In the late 1980s four farmers started Timeless Seeds, a company that for a while sold to Trader Joe’s and Whole Foods. Carlisle found the main characters for her book among those pioneers of what she came to call the Lentil Underground. They drove her around their land in pick-ups and tractors and let her watch as they planted and organized—and fretted over finances, the weather, sales and how to nurture their crops. They told stories about their families and invited her into their homes.
Back in Berkeley, Carlisle approached Michael Pollan, the best-selling food author and also a professor at the Graduate School of Journalism, to learn about writing. His classes are always full and he is used to turning students away. She was persistent, but “in the nicest way,” he says. So he made room for her.
As a native Montanan, she had an insider’s perspective and a sense of agrarian roots. She knew that Montana was not known as a hotbed of progressive thought, but she wanted to show it had its own grassroots movement, born of necessity.

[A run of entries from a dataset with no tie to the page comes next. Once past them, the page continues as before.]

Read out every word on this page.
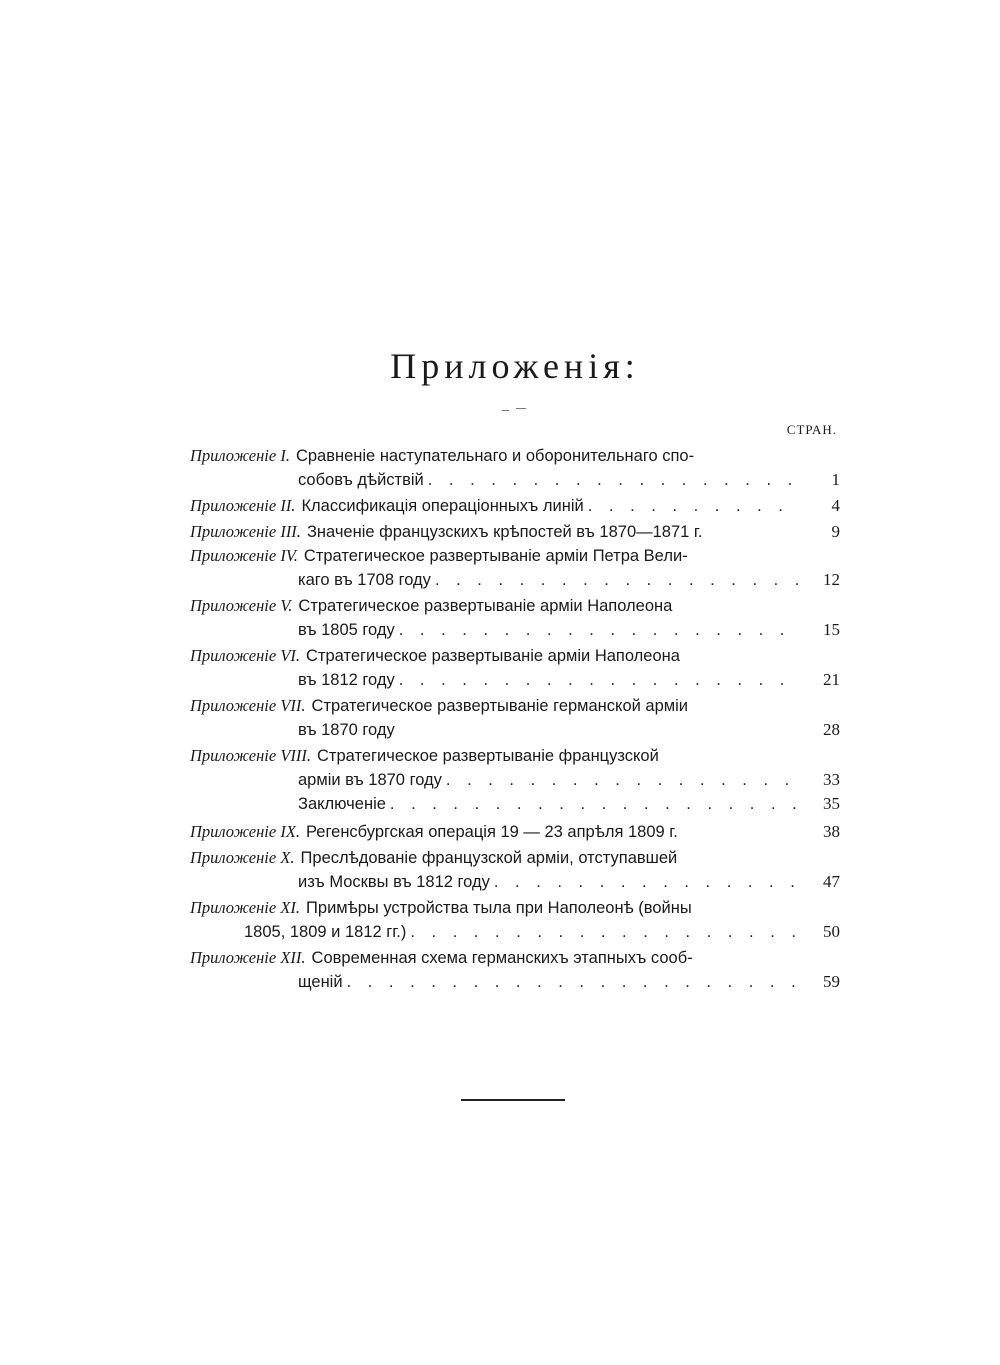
Приложенія:
СТРАН.
Приложеніе I. Сравненіе наступательнаго и оборонительнаго спо-
собовъ дѣйствій . . .	1
Приложеніе II. Классификація операціонныхъ линій . . .	4
Приложеніе III. Значеніе французскихъ крѣпостей въ 1870—1871 г.	9
Приложеніе IV. Стратегическое развертываніе арміи Петра Вели-
каго въ 1708 году . . .	12
Приложеніе V. Стратегическое развертываніе арміи Наполеона
въ 1805 году . . .	15
Приложеніе VI. Стратегическое развертываніе арміи Наполеона
въ 1812 году . . .	21
Приложеніе VII. Стратегическое развертываніе германской арміи
въ 1870 году	28
Приложеніе VIII. Стратегическое развертываніе французской
арміи въ 1870 году . . .	33
Заключеніе . . .	35
Приложеніе IX. Регенсбургская операція 19 — 23 апрѣля 1809 г.	38
Приложеніе X. Преслѣдованіе французской арміи, отступавшей
изъ Москвы въ 1812 году . . .	47
Приложеніе XI. Примѣры устройства тыла при Наполеонѣ (войны
1805, 1809 и 1812 гг.) . . .	50
Приложеніе XII. Современная схема германскихъ этапныхъ сооб-
щеній . . .	59
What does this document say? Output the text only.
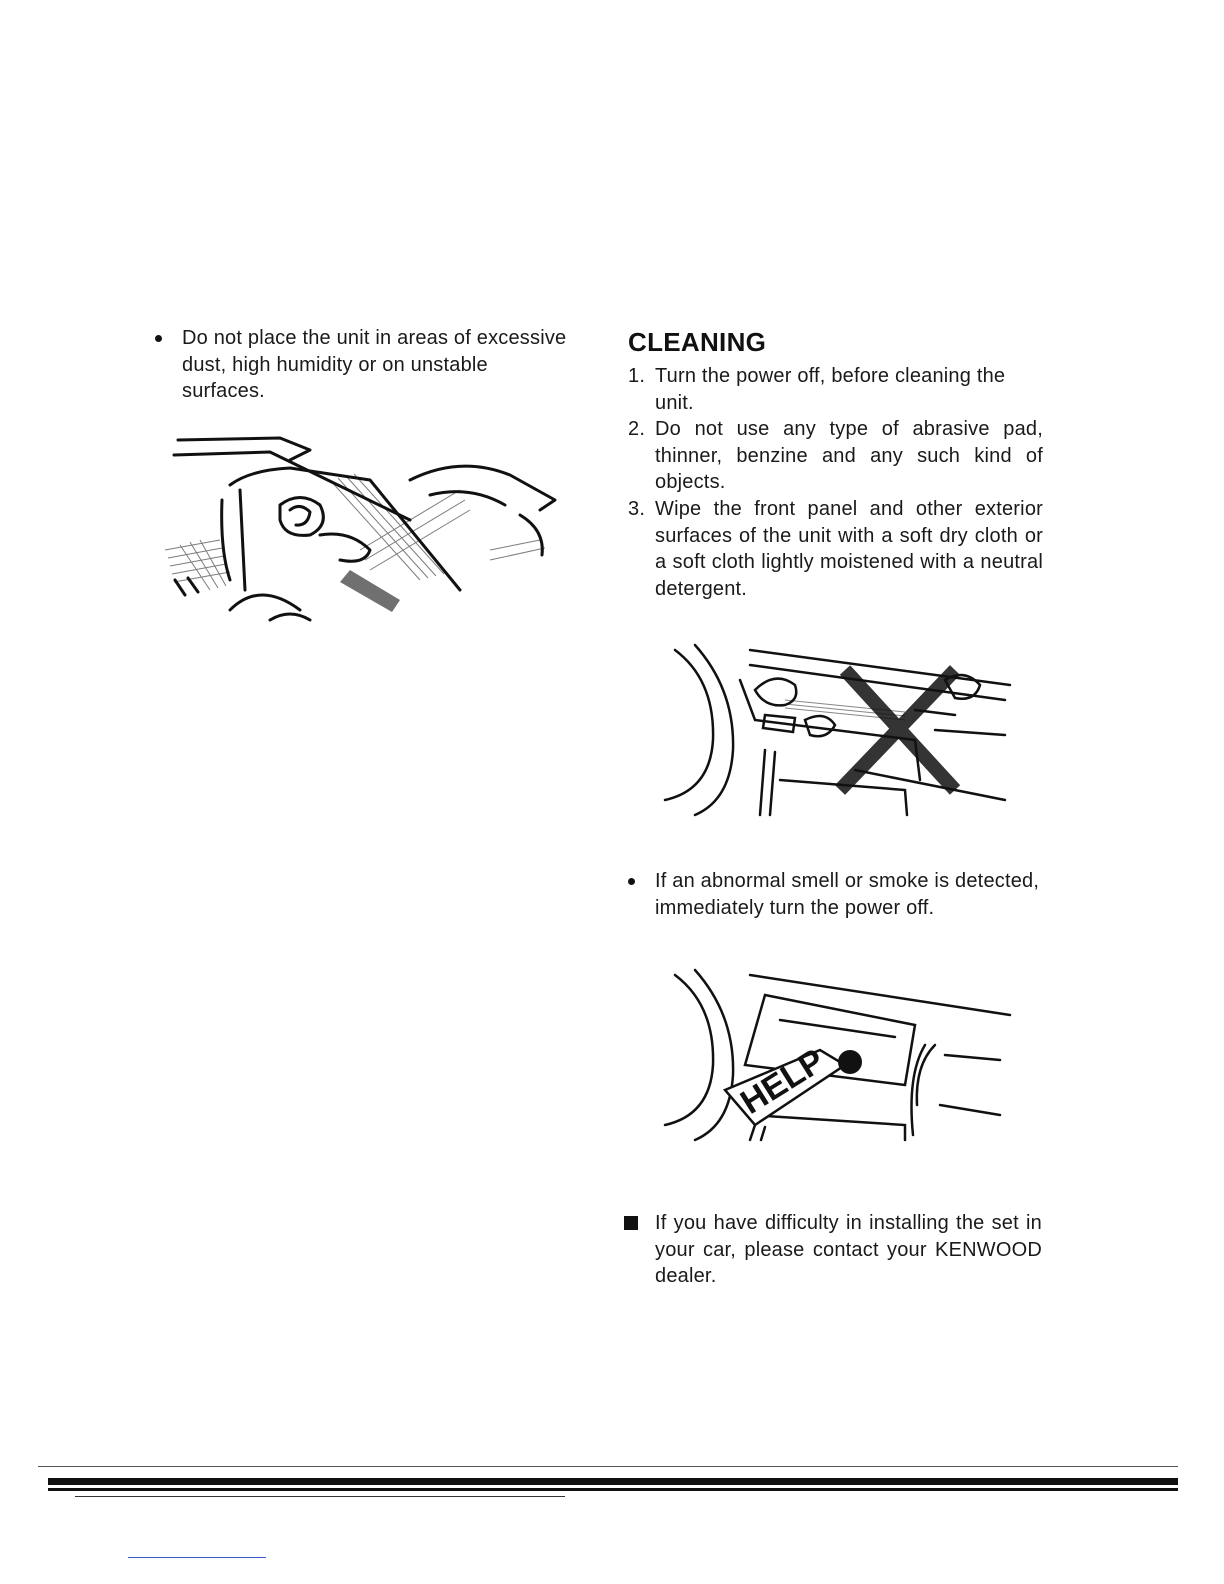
Do not place the unit in areas of excessive dust, high humidity or on unstable surfaces.
CLEANING
1. Turn the power off, before cleaning the unit.
2. Do not use any type of abrasive pad, thinner, benzine and any such kind of objects.
3. Wipe the front panel and other exterior surfaces of the unit with a soft dry cloth or a soft cloth lightly moistened with a neutral detergent.
If an abnormal smell or smoke is detected, immediately turn the power off.
HELP
If you have difficulty in installing the set in your car, please contact your KENWOOD dealer.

“She knows how to talk to these people, perhaps in a way a food journalist from the coast might not have,” says Pollan, who allowed her to take his class a second time as she wrote and rewrote. “She understands the sociology of these farmers. They are conservative, from a place where you get a lot of grief if you differ from what others are doing, and these guys found one another.”
The book addressed what he considers an important question for the food movement: how to show that organics and sustainable farming can work in the farm belt.
When she goes on tour to promote the book, David Oein, the farmer who went to the University of Chicago and then convinced his skeptical father to let him install solar power, grow “oddball” crops and ditch chemical fertilizer, will travel with her. In fact, 25 farmers and their family members will come to a book party on February 5 in Berkeley. The event, free and open to the public, will be held at the Graduate School of Journalism, beginning at 6:30, with a reception following the includes what else?—a lentil and heritage grain tasting.
In a recent op-ed for The New York Times, Carlisle argued that the organic movement should embrace products that are not grown locally because transporting them makes up only a fraction of their carbon footprint. Most of that is created by use of chemical fertilizers. She urges politically correct foodies to support organic farmers from the heartland. Doing so, she says, is key to supporting an overhaul of the food system.
Pollan says she has documented an important story, one that is a microcosm of something larger.
And, he adds, “It might just make people eat lentils.”